The former Taipei mayor last week proposed a national referendum on food imports from the five Japanese prefectures. He will now begin collecting a minimum of 94,000 signatures to make the proposal official.
As stipulated by the Referendum Act (公民投票法), the proportion of signatories for a referendum to be valid must be no less than 0.5 percent of the total electorate at the previous presidential election. For Hau’s proposal, the number of eligible voters at the Jan. 16 election was 18,782,991.
Hau has said that he hopes to collect 95,000 signatures in 30 days or fewer.
At the present time, 25,000 endorsements have been received for the referendum proposal, he said.

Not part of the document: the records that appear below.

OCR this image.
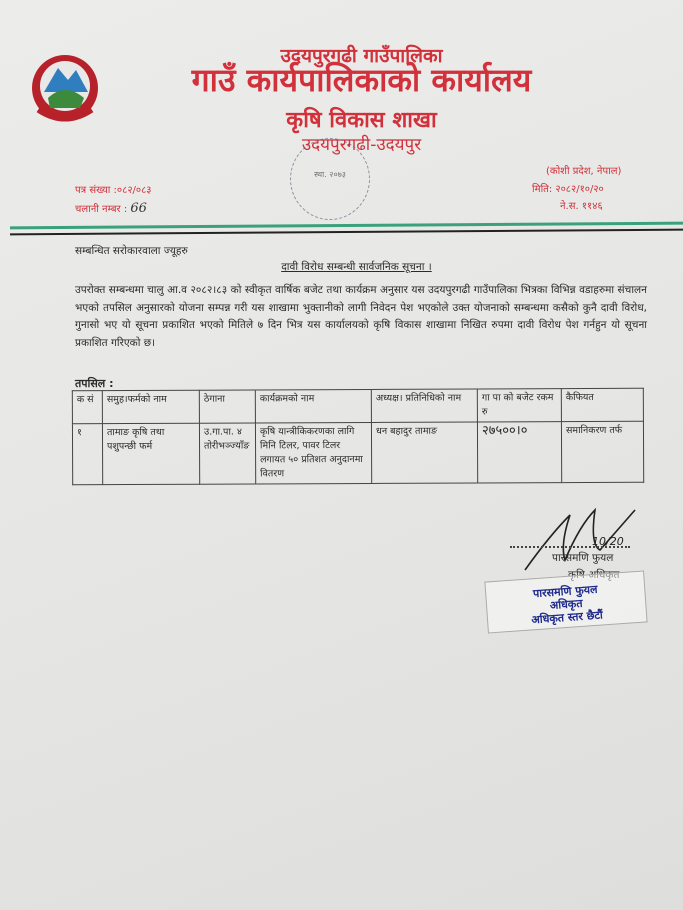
उदयपुरगढी गाउँपालिका
गाउँ कार्यपालिकाको कार्यालय
कृषि विकास शाखा
उदयपुरगढी-उदयपुर
स्था. २०७३
पत्र संख्या :०८२/०८३
चलानी नम्बर : 66
(कोशी प्रदेश, नेपाल)
मिति: २०८२/१०/२०
ने.स. ११४६
सम्बन्धित सरोकारवाला ज्यूहरु
दावी विरोध सम्बन्धी सार्वजनिक सूचना ।
उपरोक्त सम्बन्धमा चालु आ.व २०८२।८३ को स्वीकृत वार्षिक बजेट तथा कार्यक्रम अनुसार यस उदयपुरगढी गाउँपालिका भित्रका विभिन्न वडाहरुमा संचालन भएको तपसिल अनुसारको योजना सम्पन्न गरी यस शाखामा भुक्तानीको लागी निवेदन पेश भएकोले उक्त योजनाको सम्बन्धमा कसैको कुनै दावी विरोध, गुनासो भए यो सूचना प्रकाशित भएको मितिले ७ दिन भित्र यस कार्यालयको कृषि विकास शाखामा निखित रुपमा दावी विरोध पेश गर्नहुन यो सूचना प्रकाशित गरिएको छ।
तपसिल :
क सं	समुह।फर्मको नाम	ठेगाना	कार्यक्रमको नाम	अध्यक्ष। प्रतिनिधिको नाम	गा पा को बजेट रकम रु	कैफियत
१	तामाङ कृषि तथा पशुपन्छी फर्म	उ.गा.पा. ४ तोरीभञ्ज्याँङ	कृषि यान्त्रीकिकरणका लागि मिनि टिलर, पावर टिलर लगायत ५० प्रतिशत अनुदानमा वितरण	धन बहादुर तामाङ	२७५००।०	समानिकरण तर्फ
10/20
पारसमणि फुयल
कृषि अधिकृत
पारसमणि फुयल
अधिकृत
अधिकृत स्तर छैटौं
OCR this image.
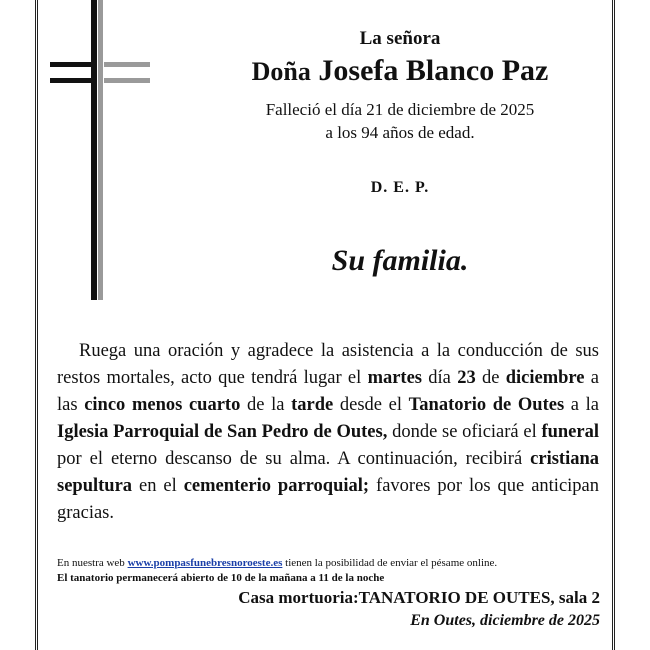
La señora
Doña Josefa Blanco Paz
Falleció el día 21 de diciembre de 2025
a los 94 años de edad.
D. E. P.
Su familia.

Ruega una oración y agradece la asistencia a la conducción de sus restos mortales, acto que tendrá lugar el martes día 23 de diciembre a las cinco menos cuarto de la tarde desde el Tanatorio de Outes a la Iglesia Parroquial de San Pedro de Outes, donde se oficiará el funeral por el eterno descanso de su alma. A continuación, recibirá cristiana sepultura en el cementerio parroquial; favores por los que anticipan gracias.

En nuestra web www.pompasfunebresnoroeste.es tienen la posibilidad de enviar el pésame online.
El tanatorio permanecerá abierto de 10 de la mañana a 11 de la noche
Casa mortuoria:TANATORIO DE OUTES, sala 2
En Outes, diciembre de 2025
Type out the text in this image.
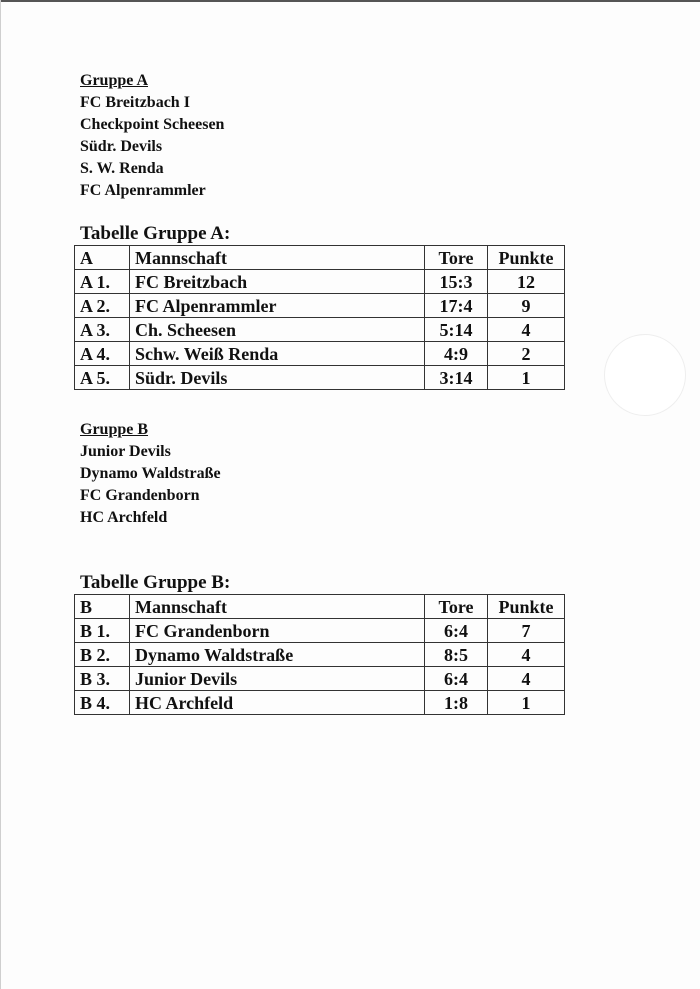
Gruppe A
FC Breitzbach I
Checkpoint Scheesen
Südr. Devils
S. W. Renda
FC Alpenrammler
Tabelle Gruppe A:
A	Mannschaft	Tore	Punkte
A 1.	FC Breitzbach	15:3	12
A 2.	FC Alpenrammler	17:4	9
A 3.	Ch. Scheesen	5:14	4
A 4.	Schw. Weiß Renda	4:9	2
A 5.	Südr. Devils	3:14	1
Gruppe B
Junior Devils
Dynamo Waldstraße
FC Grandenborn
HC Archfeld
Tabelle Gruppe B:
B	Mannschaft	Tore	Punkte
B 1.	FC Grandenborn	6:4	7
B 2.	Dynamo Waldstraße	8:5	4
B 3.	Junior Devils	6:4	4
B 4.	HC Archfeld	1:8	1
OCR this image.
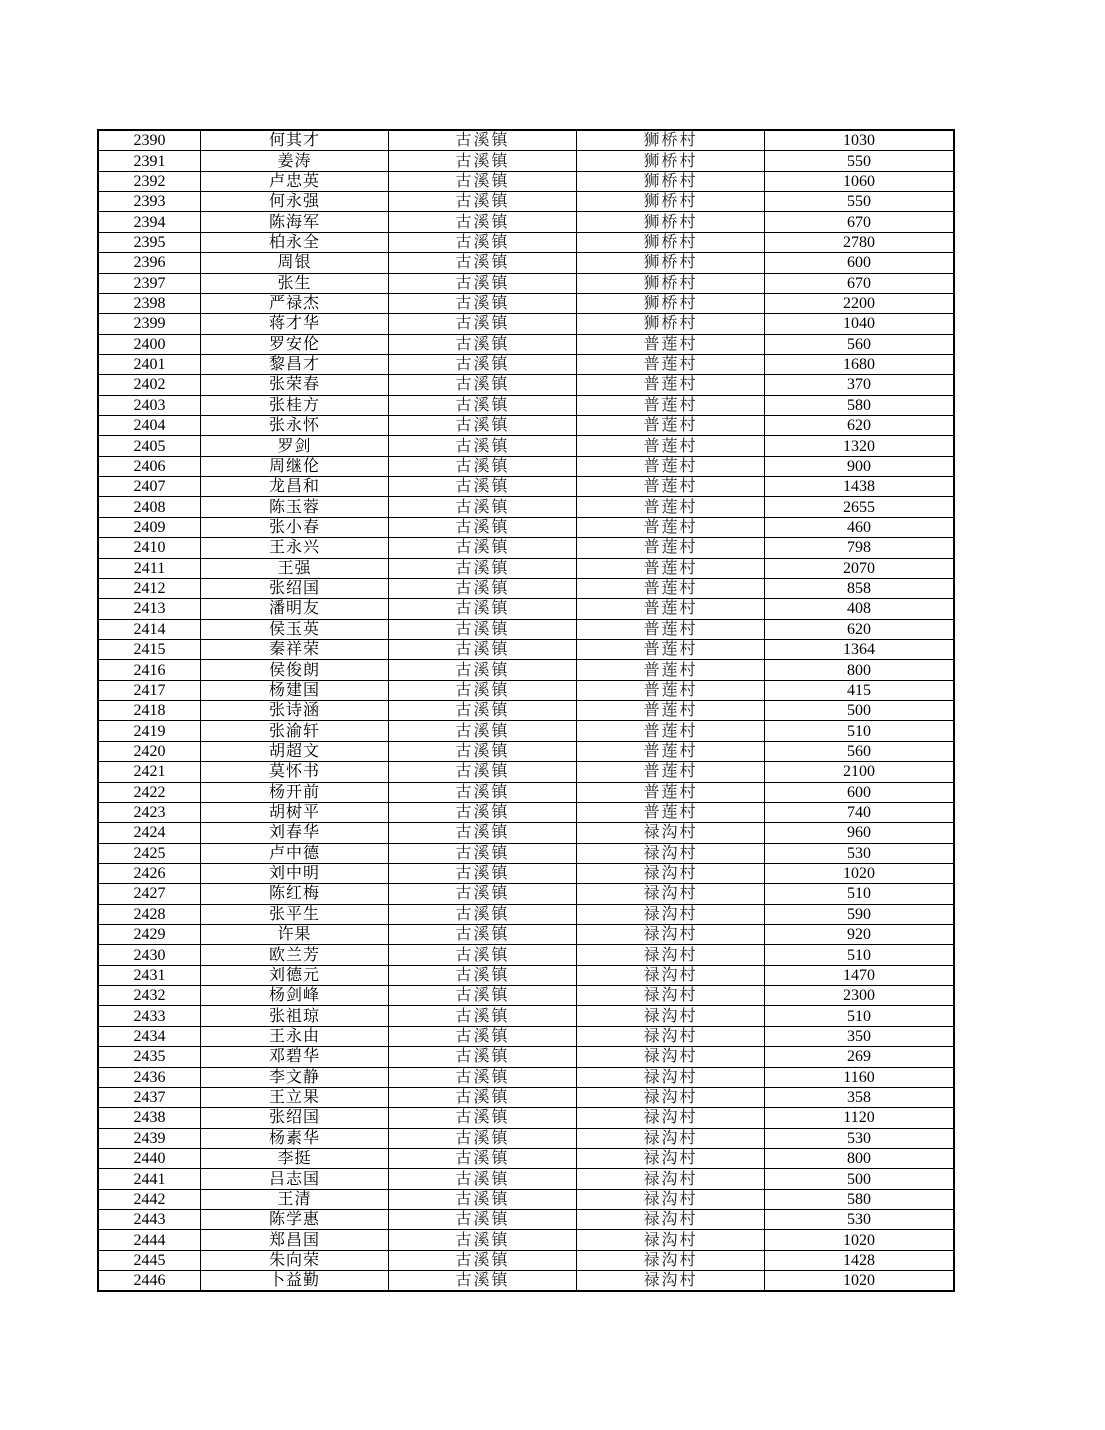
2390	何其才	古溪镇	狮桥村	1030
2391	姜涛	古溪镇	狮桥村	550
2392	卢忠英	古溪镇	狮桥村	1060
2393	何永强	古溪镇	狮桥村	550
2394	陈海军	古溪镇	狮桥村	670
2395	柏永全	古溪镇	狮桥村	2780
2396	周银	古溪镇	狮桥村	600
2397	张生	古溪镇	狮桥村	670
2398	严禄杰	古溪镇	狮桥村	2200
2399	蒋才华	古溪镇	狮桥村	1040
2400	罗安伦	古溪镇	普莲村	560
2401	黎昌才	古溪镇	普莲村	1680
2402	张荣春	古溪镇	普莲村	370
2403	张桂方	古溪镇	普莲村	580
2404	张永怀	古溪镇	普莲村	620
2405	罗剑	古溪镇	普莲村	1320
2406	周继伦	古溪镇	普莲村	900
2407	龙昌和	古溪镇	普莲村	1438
2408	陈玉蓉	古溪镇	普莲村	2655
2409	张小春	古溪镇	普莲村	460
2410	王永兴	古溪镇	普莲村	798
2411	王强	古溪镇	普莲村	2070
2412	张绍国	古溪镇	普莲村	858
2413	潘明友	古溪镇	普莲村	408
2414	侯玉英	古溪镇	普莲村	620
2415	秦祥荣	古溪镇	普莲村	1364
2416	侯俊朗	古溪镇	普莲村	800
2417	杨建国	古溪镇	普莲村	415
2418	张诗涵	古溪镇	普莲村	500
2419	张渝轩	古溪镇	普莲村	510
2420	胡超文	古溪镇	普莲村	560
2421	莫怀书	古溪镇	普莲村	2100
2422	杨开前	古溪镇	普莲村	600
2423	胡树平	古溪镇	普莲村	740
2424	刘春华	古溪镇	禄沟村	960
2425	卢中德	古溪镇	禄沟村	530
2426	刘中明	古溪镇	禄沟村	1020
2427	陈红梅	古溪镇	禄沟村	510
2428	张平生	古溪镇	禄沟村	590
2429	许果	古溪镇	禄沟村	920
2430	欧兰芳	古溪镇	禄沟村	510
2431	刘德元	古溪镇	禄沟村	1470
2432	杨剑峰	古溪镇	禄沟村	2300
2433	张祖琼	古溪镇	禄沟村	510
2434	王永由	古溪镇	禄沟村	350
2435	邓碧华	古溪镇	禄沟村	269
2436	李文静	古溪镇	禄沟村	1160
2437	王立果	古溪镇	禄沟村	358
2438	张绍国	古溪镇	禄沟村	1120
2439	杨素华	古溪镇	禄沟村	530
2440	李挺	古溪镇	禄沟村	800
2441	吕志国	古溪镇	禄沟村	500
2442	王清	古溪镇	禄沟村	580
2443	陈学惠	古溪镇	禄沟村	530
2444	郑昌国	古溪镇	禄沟村	1020
2445	朱向荣	古溪镇	禄沟村	1428
2446	卜益勤	古溪镇	禄沟村	1020
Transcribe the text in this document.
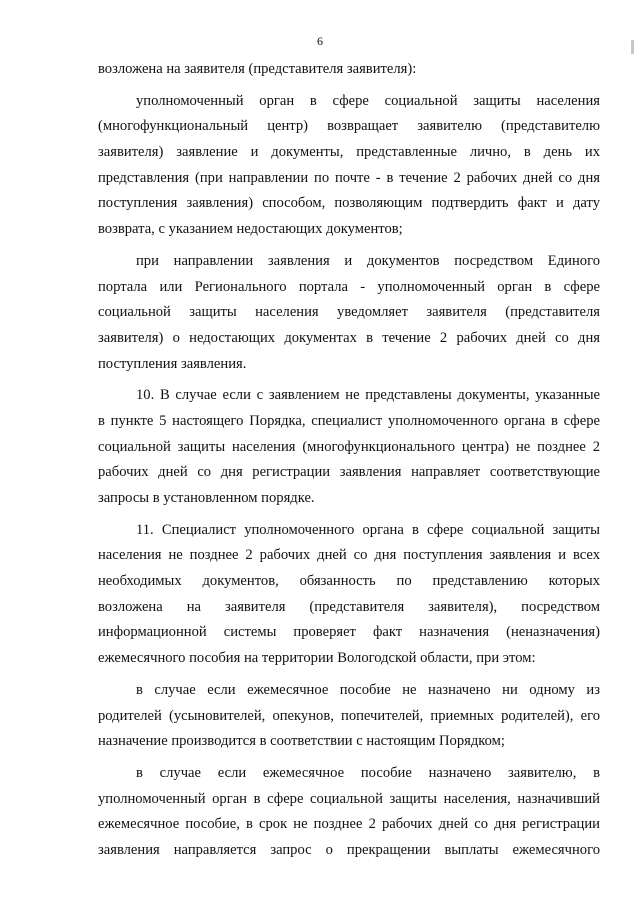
6
возложена на заявителя (представителя заявителя):
уполномоченный орган в сфере социальной защиты населения
(многофункциональный центр) возвращает заявителю (представителю
заявителя) заявление и документы, представленные лично, в день их
представления (при направлении по почте - в течение 2 рабочих дней со дня
поступления заявления) способом, позволяющим подтвердить факт и дату
возврата, с указанием недостающих документов;
при направлении заявления и документов посредством Единого
портала или Регионального портала - уполномоченный орган в сфере
социальной защиты населения уведомляет заявителя (представителя
заявителя) о недостающих документах в течение 2 рабочих дней со дня
поступления заявления.
10. В случае если с заявлением не представлены документы, указанные
в пункте 5 настоящего Порядка, специалист уполномоченного органа в сфере
социальной защиты населения (многофункционального центра) не позднее 2
рабочих дней со дня регистрации заявления направляет соответствующие
запросы в установленном порядке.
11. Специалист уполномоченного органа в сфере социальной защиты
населения не позднее 2 рабочих дней со дня поступления заявления и всех
необходимых документов, обязанность по представлению которых
возложена на заявителя (представителя заявителя), посредством
информационной системы проверяет факт назначения (неназначения)
ежемесячного пособия на территории Вологодской области, при этом:
в случае если ежемесячное пособие не назначено ни одному из
родителей (усыновителей, опекунов, попечителей, приемных родителей), его
назначение производится в соответствии с настоящим Порядком;
в случае если ежемесячное пособие назначено заявителю, в
уполномоченный орган в сфере социальной защиты населения, назначивший
ежемесячное пособие, в срок не позднее 2 рабочих дней со дня регистрации
заявления направляется запрос о прекращении выплаты ежемесячного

Amid speculation that the referendum drive is an attempt by Hau to pave way for his chairmanship bid next year, Hau said that if the KMT continues to fail to address the public’s needs, the party’s momentum would stall and then it would make no difference who was at the helm of the KMT.
“This is an issue of people’s livelihoods... The public should refrain from politicizing the matter and blurring the focus,” Hau said.
With an “arbitrary and dictatorial” government that ignores the protests on the streets, Hau said the only way to see the public’s will realized is by direct democracy.
To reflect the public’s hope for no food products be imported from radiation-affected areas, a national referendum is the only option, Hau said.
The alliance has several joint conveners, including KMT caucus whip Liao Kuo-tung (廖國棟); Lucy Sun Hwang (孫璐西), a professor at National Taiwan University’s Institute of Food Science and Technology; Julia Chou (周春娣), the chairwoman of the Conservation Mothers Foundation; and Junior-high Union of Parents Association in Taipei chairman Hsu Hsiao-jen (許孝仁).
They all attended the alliance’s news conferences yesterday, with Hau saying that former minister of health Yaung Chih-liang (楊志良), whom he called a supporter of the referendum proposal, missed the event because he is overseas.
The Democratic Progressive Party government is considering lifting the ban on food products from all the prefectures except Fukushima, where the Dai-ichi nuclear power is located, but has run into virulent opposition.